Few would have guessed what the PBS has become since it started in 1972 as a protest group against attempts to ban the Prayer Book in favour of contemporary liturgies. (The Church of England was, at the time, ploughing its way through Series 1, 2, and 3, and then the ASB, before the arrival of Common Worship in 2000.) At that point, many thought of the society as no more than a bolthole for an eccentric group of traditionalists. But those traditionalists turned out to surprisingly militant in their affection for what many had come to regard as a long-outdated set of rites.
To its credit, society members, after fighting hard to ensure that the Prayer Book would continue to be legal, sensibly transformed themselves into an organisation devoted to the study and celebration of the Prayer Book as the key historical element in the liturgical and cultural traditions of the Church of England. There is now a long-term vision to ensure that the Prayer Book and what it stands for remain available for generations to come.
And that is, in essence, the principle of the Anglican via media: the liturgy offering common ground that could never have been achieved by statements of doctrine, or even by canon law. Within the covers of the Prayer Book are spiritual resources not only for communal worship, but for the whole of life, and for everyone in the English Church, lay or ordained. As I look at the nine Common Worship books on my own shelves, I am grateful to the society for keeping this ideal alive.

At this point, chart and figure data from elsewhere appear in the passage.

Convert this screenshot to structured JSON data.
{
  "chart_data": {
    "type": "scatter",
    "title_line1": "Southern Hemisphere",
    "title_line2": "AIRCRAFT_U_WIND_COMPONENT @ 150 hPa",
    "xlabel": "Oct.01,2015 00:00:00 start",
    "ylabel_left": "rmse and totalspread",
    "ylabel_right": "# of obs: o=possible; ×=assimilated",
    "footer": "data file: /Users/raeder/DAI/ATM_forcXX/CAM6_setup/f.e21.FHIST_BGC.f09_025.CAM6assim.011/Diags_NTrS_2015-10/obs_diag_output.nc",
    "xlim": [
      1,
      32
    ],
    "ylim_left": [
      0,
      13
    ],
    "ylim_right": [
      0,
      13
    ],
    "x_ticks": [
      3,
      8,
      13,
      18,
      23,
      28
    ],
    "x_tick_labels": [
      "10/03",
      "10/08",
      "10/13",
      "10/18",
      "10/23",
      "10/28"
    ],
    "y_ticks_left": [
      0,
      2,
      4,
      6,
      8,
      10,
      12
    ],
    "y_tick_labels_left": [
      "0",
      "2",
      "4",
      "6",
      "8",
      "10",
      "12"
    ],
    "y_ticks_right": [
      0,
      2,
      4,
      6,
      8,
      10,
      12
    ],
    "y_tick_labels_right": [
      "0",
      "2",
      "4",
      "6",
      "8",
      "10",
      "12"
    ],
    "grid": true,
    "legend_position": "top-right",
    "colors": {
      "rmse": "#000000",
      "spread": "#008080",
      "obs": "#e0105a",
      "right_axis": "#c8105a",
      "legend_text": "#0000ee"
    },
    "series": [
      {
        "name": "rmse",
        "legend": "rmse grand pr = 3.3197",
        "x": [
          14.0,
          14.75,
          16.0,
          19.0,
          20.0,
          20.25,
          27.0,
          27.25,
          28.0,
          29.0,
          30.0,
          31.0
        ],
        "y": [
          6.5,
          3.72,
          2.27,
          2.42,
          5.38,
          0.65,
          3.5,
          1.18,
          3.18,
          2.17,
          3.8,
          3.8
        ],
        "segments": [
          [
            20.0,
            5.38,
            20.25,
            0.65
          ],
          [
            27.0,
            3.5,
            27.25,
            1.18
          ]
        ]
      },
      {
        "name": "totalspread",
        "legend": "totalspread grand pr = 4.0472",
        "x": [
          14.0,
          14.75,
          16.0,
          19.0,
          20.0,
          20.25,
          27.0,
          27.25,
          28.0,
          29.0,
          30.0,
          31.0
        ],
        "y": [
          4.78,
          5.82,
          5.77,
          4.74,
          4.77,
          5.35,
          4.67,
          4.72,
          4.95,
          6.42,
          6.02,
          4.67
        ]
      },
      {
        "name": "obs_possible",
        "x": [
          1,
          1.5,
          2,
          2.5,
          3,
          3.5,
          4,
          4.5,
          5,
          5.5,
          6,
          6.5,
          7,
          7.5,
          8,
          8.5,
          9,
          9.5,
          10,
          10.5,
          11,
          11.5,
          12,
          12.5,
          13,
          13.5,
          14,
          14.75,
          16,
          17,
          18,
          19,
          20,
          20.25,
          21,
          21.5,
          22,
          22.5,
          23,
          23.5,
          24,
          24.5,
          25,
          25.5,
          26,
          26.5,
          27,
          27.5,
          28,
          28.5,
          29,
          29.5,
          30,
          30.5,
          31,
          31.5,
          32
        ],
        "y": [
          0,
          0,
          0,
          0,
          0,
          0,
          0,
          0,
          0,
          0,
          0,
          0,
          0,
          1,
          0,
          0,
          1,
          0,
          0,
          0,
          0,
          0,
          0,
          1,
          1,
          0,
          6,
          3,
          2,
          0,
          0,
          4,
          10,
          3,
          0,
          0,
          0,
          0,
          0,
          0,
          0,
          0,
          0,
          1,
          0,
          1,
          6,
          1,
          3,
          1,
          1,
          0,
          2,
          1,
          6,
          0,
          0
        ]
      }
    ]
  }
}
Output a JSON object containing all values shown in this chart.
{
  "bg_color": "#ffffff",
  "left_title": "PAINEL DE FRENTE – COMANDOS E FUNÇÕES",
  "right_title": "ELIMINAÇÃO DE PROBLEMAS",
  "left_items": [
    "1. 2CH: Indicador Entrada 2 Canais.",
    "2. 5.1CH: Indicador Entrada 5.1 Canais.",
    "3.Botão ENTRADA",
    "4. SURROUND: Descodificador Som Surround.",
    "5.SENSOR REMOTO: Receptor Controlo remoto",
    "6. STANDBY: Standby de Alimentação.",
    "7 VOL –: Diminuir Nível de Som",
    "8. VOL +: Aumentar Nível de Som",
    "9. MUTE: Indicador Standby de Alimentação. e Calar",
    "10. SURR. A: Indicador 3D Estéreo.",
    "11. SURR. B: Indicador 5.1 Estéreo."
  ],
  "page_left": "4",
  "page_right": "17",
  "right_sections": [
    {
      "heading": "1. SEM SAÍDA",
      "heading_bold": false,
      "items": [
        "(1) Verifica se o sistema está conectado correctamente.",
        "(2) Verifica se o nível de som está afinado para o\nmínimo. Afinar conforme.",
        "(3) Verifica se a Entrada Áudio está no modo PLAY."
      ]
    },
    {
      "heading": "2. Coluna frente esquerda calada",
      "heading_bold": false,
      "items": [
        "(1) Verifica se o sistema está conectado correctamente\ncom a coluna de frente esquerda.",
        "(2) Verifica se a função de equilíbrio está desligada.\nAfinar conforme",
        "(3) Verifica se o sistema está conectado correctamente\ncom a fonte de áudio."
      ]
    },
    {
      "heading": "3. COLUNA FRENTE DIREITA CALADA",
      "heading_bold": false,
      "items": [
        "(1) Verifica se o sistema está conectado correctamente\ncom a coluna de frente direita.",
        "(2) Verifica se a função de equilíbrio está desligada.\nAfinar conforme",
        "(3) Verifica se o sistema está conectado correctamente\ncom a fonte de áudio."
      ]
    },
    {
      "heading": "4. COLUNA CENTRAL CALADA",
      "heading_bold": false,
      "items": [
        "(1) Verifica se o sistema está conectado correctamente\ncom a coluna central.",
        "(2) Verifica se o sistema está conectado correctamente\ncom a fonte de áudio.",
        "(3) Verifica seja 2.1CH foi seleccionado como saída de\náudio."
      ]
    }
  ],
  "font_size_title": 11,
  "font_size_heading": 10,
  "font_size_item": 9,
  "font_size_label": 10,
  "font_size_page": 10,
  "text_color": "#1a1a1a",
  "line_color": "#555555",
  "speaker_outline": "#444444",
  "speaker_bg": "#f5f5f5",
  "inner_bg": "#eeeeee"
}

Today, there is a reassuring professionalism about the society’s profile and its publications. It was quick to recognise the opportunities of the digital age, offering online tutorials as well as study and conversation, founding diocesan groups, and supporting the next generation in offering awards for public reading and study. Gifts, books, booklets, Christmas cards, website are all beautifully produced without a hint of Comic Sans.
And there’s a bonus. I would have no problem choosing my third book after the Bible and Shakespeare on Desert Island Discs. With the Prayer Book, I would have all I need to say the divine Office, celebrate holy communion, marry, baptise, and bury anyone on that remote shore who might require me to do so. Thank you, Prayer Book Society.